# Can’t 100% Legend of Zelda:BoTW? Let Maths Save the Day!

Mathematics is one of those classes that you sit through hoping that in the end something is applicable out of it. For mathematician Axel Wagner, it is an important tool to 100% his game of Legend of Zelda: Breath of th Wild.

For those who have played the game, you would have known that there are a few factors that account for the game completion statistics. From the easily attainable Shrines to the tedious Korok Seeds, perhaps the hardest of them all is visiting every landmark and location. That is where Wagner’s solution come in, more specifically that is where his application of Hilbert’s curve come in.

In his words:

I needed a more systematic approach. I started to instead go through an alphabetical list of locations, looking up each on the map and see if I already had it mapped. But that got old really quickly. Alphabetical just wasn’t a great way to organize these; I wanted a list that I could systematically check. But I didn’t want it alphabetically but geographically. I didn’t want to have to jump around the map to try and find the next one. Which is when I realized that this would be the perfect application for a Hilbert curve.

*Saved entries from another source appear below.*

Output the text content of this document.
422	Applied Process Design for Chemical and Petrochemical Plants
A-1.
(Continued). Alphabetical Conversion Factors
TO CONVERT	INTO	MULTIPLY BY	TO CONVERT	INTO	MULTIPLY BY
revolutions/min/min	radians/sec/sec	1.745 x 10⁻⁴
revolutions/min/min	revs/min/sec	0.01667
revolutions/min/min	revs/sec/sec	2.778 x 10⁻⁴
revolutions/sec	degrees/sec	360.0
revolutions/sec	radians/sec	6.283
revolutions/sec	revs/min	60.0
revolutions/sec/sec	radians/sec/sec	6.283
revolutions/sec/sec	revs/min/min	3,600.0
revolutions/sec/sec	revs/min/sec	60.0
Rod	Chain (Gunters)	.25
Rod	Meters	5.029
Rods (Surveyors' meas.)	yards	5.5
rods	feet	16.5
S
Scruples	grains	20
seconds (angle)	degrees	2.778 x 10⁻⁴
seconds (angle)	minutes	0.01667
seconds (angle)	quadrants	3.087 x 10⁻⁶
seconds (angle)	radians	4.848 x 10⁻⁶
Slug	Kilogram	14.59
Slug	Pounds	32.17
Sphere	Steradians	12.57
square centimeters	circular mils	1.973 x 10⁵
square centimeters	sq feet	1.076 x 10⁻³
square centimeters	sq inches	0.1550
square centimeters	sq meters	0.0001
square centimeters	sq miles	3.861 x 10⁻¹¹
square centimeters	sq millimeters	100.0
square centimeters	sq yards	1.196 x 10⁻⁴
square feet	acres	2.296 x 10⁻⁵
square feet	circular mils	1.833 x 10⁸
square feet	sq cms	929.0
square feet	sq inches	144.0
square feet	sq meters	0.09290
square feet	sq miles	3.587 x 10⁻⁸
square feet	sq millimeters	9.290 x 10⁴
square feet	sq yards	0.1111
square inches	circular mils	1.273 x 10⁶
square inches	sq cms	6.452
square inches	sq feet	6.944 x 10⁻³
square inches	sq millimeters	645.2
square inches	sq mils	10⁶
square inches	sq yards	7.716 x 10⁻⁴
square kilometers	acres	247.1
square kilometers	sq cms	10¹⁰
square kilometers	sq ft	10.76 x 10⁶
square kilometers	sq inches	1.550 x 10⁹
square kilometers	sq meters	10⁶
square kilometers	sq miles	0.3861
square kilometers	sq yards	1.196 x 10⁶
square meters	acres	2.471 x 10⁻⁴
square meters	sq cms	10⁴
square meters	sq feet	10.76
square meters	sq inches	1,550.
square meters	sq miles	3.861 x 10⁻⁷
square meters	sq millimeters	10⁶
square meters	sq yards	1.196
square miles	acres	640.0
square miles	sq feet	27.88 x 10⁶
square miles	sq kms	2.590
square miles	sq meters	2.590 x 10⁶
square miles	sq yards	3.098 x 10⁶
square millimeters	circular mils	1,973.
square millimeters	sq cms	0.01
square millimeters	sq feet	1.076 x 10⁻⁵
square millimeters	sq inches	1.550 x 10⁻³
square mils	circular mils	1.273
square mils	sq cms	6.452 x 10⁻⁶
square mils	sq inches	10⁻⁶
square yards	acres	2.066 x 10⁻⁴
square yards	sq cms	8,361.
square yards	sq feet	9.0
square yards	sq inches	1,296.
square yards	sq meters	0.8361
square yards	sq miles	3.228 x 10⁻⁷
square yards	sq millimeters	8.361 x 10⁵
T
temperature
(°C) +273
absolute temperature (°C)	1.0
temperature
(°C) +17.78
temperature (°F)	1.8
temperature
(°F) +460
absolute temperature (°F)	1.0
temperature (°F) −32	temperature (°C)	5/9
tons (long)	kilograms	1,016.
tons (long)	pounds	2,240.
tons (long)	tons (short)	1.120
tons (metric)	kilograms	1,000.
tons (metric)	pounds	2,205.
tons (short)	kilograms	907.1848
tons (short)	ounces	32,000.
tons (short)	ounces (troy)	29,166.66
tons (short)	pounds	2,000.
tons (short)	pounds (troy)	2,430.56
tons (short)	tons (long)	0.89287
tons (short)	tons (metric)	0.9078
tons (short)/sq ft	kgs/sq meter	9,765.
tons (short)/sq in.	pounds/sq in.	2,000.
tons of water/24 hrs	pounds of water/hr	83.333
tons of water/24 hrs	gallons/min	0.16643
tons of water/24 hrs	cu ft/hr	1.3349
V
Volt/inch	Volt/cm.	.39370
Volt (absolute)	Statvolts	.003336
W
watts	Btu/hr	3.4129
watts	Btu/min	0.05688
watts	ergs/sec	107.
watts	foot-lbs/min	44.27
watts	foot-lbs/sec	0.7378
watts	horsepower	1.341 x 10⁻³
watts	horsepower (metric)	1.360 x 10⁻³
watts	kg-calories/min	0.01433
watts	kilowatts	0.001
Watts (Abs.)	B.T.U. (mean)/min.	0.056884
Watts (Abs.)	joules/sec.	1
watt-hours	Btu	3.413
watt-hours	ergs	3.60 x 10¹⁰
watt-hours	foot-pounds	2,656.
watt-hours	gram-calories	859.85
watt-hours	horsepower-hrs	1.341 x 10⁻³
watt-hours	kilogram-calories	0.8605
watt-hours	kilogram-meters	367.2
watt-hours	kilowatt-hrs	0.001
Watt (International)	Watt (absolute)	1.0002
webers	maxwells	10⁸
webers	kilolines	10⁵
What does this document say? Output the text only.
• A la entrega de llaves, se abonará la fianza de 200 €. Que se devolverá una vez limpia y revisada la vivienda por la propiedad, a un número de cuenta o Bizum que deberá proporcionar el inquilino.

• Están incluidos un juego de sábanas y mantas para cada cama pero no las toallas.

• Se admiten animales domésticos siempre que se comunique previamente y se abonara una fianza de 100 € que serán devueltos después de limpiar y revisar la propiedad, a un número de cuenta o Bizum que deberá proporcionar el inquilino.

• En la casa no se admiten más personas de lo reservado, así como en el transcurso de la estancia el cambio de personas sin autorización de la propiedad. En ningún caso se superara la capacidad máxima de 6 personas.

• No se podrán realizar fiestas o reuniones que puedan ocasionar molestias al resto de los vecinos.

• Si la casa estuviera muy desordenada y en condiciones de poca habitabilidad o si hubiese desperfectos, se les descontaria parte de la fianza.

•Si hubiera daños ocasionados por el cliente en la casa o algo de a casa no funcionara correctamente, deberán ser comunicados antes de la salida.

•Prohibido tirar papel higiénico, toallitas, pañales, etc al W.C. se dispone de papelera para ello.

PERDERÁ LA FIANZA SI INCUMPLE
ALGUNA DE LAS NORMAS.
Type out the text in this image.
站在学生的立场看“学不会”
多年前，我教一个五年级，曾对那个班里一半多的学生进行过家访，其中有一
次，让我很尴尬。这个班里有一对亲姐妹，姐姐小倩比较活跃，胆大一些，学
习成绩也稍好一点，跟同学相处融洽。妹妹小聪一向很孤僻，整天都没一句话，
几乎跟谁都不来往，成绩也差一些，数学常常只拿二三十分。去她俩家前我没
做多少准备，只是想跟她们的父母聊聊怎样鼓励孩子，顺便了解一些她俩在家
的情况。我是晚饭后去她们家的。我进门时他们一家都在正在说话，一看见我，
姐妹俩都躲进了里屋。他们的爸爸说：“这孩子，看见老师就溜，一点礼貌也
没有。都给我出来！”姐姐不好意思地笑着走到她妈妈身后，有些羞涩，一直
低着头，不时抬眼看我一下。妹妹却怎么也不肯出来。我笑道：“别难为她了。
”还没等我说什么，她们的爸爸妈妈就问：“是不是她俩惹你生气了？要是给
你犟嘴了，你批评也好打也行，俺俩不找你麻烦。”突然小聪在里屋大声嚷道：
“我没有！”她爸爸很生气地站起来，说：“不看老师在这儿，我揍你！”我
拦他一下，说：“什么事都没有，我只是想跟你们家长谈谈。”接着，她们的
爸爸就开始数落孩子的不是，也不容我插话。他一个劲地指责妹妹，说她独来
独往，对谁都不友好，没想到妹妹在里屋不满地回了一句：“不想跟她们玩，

If you don’t know (though you should really just read the Wikipedia Article), the Hilbert curve is a space filling fractal curve, that is a continuous bijective map from the real number line to the plane. It is iteratively defined as the limit of finite curves that get denser and denser. One of the most interesting properties of the curve and its finite approximations is that points that are close on the real number line get mapped to points that are close in the plane. So if we could extract all locations from the online map, figure out for each what real number gets mapped to that point and order the locations by those numbers, we’d get a list of locations where neighbors in the list are close to each other on the map. Presumably, that would make for easy checking of the list: The next location should be pretty much neighbouring the previous one and if I can’t find a location nearby, chances are that I didn’t visit it yet (and I can then look it up specifically).

What this means in layman terms is that Wagner used Hilbert Curves to make it quicker to find his way across locations without jumping across the map tediously again and again.

There is no easier way to explain the discrete math topic without going to in-depth but you can read up more on the Wikipedia page for Hilbert Curve (link), as well as, Wagner’s method of application (link).

For the rest of us who still struggle to understand, don’t give up, we may need a longer time, but we’ll get there!